While it will hardly come as a surprise that in the age of pervasive, accessible and cheap pink slime fast food, more people than ever are obese, the actual numbers may be a shock to most. Conveniently, quantifying the world's obesity epidemic is precisely what the London-based Overseas Development Institute has done with a just released report titled Future Diets (pdf link). Its findings are stunning: more than a third of all adults in the world - 1.46 billion to be exact - are obese or overweight.



The main culprit: the development world, where the number of obese has nearly quadrupled from 250 million to 904 million between 1980 and 2008. What this means for the world's soaring healthcare costs needs little explanation: "On current trends, globally, we will see a huge increase in the number of people suffering certain types of cancer, diabetes, strokes and heart attacks, putting an enormous burden on public healthcare systems." according to the co-author of the Future Diets report.

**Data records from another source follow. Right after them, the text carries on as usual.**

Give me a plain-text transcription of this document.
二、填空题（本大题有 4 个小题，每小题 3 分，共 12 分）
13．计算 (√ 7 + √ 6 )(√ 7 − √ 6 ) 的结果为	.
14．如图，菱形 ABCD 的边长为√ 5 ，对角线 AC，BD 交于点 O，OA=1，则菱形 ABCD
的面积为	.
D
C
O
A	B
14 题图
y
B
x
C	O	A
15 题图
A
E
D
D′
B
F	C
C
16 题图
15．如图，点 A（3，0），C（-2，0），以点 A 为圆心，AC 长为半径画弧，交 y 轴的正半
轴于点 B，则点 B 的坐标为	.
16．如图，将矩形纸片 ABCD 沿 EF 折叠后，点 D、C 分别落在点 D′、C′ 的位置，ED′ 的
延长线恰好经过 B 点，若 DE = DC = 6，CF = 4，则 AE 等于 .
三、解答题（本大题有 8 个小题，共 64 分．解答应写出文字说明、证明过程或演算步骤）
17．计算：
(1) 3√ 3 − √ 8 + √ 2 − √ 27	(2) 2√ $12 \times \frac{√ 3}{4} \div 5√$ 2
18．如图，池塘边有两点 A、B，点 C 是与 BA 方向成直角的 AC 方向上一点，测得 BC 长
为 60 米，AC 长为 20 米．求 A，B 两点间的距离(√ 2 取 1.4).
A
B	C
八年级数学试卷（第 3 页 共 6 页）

That's ok, the already insolvent world, drowning in record debt, obviously can afford to spend even more on a record population of fatties.

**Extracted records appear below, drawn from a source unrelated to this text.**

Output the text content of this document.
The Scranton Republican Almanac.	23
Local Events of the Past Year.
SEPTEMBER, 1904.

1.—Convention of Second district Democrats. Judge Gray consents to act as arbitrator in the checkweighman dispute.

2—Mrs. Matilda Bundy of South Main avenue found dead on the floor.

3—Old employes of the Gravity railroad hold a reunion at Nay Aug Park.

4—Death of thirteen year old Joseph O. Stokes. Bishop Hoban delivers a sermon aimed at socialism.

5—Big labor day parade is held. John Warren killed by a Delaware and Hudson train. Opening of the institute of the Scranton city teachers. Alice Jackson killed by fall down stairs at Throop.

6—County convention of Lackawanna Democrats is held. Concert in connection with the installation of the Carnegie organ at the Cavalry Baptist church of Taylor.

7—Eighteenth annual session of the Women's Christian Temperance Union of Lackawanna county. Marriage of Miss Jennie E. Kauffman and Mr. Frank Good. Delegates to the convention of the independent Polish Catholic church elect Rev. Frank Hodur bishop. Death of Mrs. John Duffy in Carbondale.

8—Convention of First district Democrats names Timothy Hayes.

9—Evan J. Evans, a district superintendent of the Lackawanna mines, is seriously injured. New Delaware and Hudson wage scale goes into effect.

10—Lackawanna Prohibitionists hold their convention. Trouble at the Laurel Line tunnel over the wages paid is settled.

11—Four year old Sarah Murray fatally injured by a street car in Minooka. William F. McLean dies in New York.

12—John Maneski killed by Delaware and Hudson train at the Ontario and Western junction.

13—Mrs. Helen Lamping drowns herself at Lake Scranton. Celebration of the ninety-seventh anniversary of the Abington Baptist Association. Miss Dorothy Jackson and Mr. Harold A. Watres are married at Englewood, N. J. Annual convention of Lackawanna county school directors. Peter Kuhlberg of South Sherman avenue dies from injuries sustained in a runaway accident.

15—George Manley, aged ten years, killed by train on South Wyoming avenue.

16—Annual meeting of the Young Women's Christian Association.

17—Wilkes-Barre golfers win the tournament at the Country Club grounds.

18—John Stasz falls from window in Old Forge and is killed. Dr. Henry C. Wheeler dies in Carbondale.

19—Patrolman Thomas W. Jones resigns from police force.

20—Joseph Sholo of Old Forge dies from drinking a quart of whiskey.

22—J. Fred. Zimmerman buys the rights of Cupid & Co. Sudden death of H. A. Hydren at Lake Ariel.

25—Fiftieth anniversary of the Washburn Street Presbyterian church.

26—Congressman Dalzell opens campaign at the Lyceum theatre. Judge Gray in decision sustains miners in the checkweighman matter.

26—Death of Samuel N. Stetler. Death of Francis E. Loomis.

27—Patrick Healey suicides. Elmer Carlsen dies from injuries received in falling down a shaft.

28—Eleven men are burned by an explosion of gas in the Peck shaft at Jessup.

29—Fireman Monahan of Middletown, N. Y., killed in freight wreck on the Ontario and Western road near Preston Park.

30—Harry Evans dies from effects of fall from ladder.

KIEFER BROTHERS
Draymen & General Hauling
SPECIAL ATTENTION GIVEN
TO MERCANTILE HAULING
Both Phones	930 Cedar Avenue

AFP summarizes the report's main findings:

The study said the rise in obesity was down to diets changing in developing countries where incomes were rising, with people shifting away from cereals and tubers to eating more meat, fats and sugar. The overconsumption of food, coupled with increasingly sedentary lives, was also to blame. The report said there seemed to be little will among the public and leaders to take action on influencing diet in the future.

 

"Governments have focused on public awareness campaigns, but evidence shows this is not enough," said Wiggins.

 

"The lack of action stands in stark contrast to the concerted public actions taken to limit smoking in developed countries.

 

"Politicians need to be less shy about trying to influence what food ends up on our plates. The challenge is to make healthy diets viable whilst reducing the appeal of foods which carry a less certain nutritional value."

Below are the report's key findings straight from the horse's mouth:

  • Over one third of all adults across the world – 1.46 billion people – are obese or overweight. Between 1980 and 2008, the numbers of people affected in the developing world more than tripled, from 250 million to 904 million. In high-income countries the numbers increased by 1.7 times over the same period.
  • Diets are changing wherever incomes are rising in the developing world, with a marked shift from cereals and tubers to meat, fats and sugar, as well as fruit and vegetables.
  • While the forces of globalisation have led to a creeping homogenisation in diets, their continued variation suggests that there is still scope for policies that can influence the food choices that people make.
  • Future diets that are rich in animal products, especially meat, will push up prices for meat, but surprisingly, not for grains. This suggests that future diets may matter more for public health than for agriculture.
  • There seems to be little will among public and leaders to take the determined action that is needed to influence future diets, but that may change in the face of the serious health implications. Combinations of moderate measures in education, prices and regulation may achieve far more than drastic action of any one type.

Some other pretty charts from the report:

So, in other words, as long as the overweight world can eat its cake, and have others pay for the diabetes medication fees, all is well. However, once this too unsustainable ponzi scheme ends, run. Or at least jog casually away, because one doesn't have to outrun everyone... just the fattest. And there are a lot of those around.